Anggota Komisi I DPR RI TB Hasanuddin menjelaskan asal muasal munculnya beleid tentang Standar Isi Siaran (SIS) di dalam draf RUU Penyiaran. Salah satu yang menjadi polemik belakangan ini adalah mengenai larangan siaran Jurnalistik Investigasi sebagaimana dimuat dalam Pasal 50(B) ayat 2 Poin C. [Foto: Humas Parlementaria]


DIALEKSIS.COM | Jakarta - Anggota Komisi I DPR RI TB Hasanuddin menjelaskan asal muasal munculnya beleid tentang Standar Isi Siaran (SIS) di dalam draf RUU Penyiaran. Salah satu yang menjadi polemik belakangan ini adalah mengenai larangan siaran Jurnalistik Investigasi sebagaimana dimuat dalam Pasal 50(B) ayat 2 Poin C. 

Menurut TB Hasanuddin, pasal tersebut hadir karena adanya saran agar penyiaran mengenai itu dapat dikontrol oleh Komisi Penyiaran Indonesia (KPI).

“Alasannya karena kalau investigasi jurnalistik itu, misalnya ada yang beririsan dengan materi penyidikan yang sedang dilaksanakan oleh aparat penegak hukum, maka sebaiknya itu (ada) sedikit penyeimbang. Lalu, bagaimana materinya? Ya diatur dalam aturan KPI,” ujar TB Hasanuddin, Selasa (14/5/2024).

Kang TB, sapaanya, melanjutkan bahwa produk penyiaran dibawahi langsung oleh KPI. Untuk itu, ia menilai saran tersebut perlu dimuat dalam draf RUU Penyiaran. 

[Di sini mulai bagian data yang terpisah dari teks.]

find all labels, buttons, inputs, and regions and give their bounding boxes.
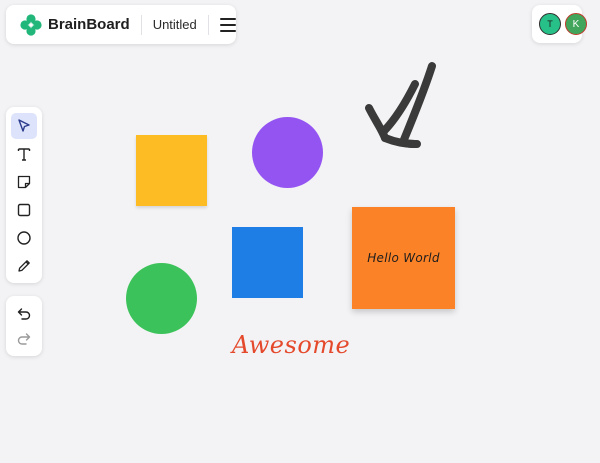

“Kalau KPI itu khusus untuk penyiaran, tapi kalau produk jurnalis yang umumnya, tulisan dan lain sebagainya itu ke Dewan Pers. Saya kira ya dikoordinasikan saja arah tugas KPI dengan tugas Dewan Pers,” kata Politisi Fraksi PDI-Perjuangan ini.

Ia sendiri mengaku kalau dirinya tak sepakat dengan adanya pembatasan jurnalistik seperti yang tertuang dalam draf Pasal 50 B ayat 2 huruf (c) yang melarang penayangan eksklusif jurnalistik investigasi.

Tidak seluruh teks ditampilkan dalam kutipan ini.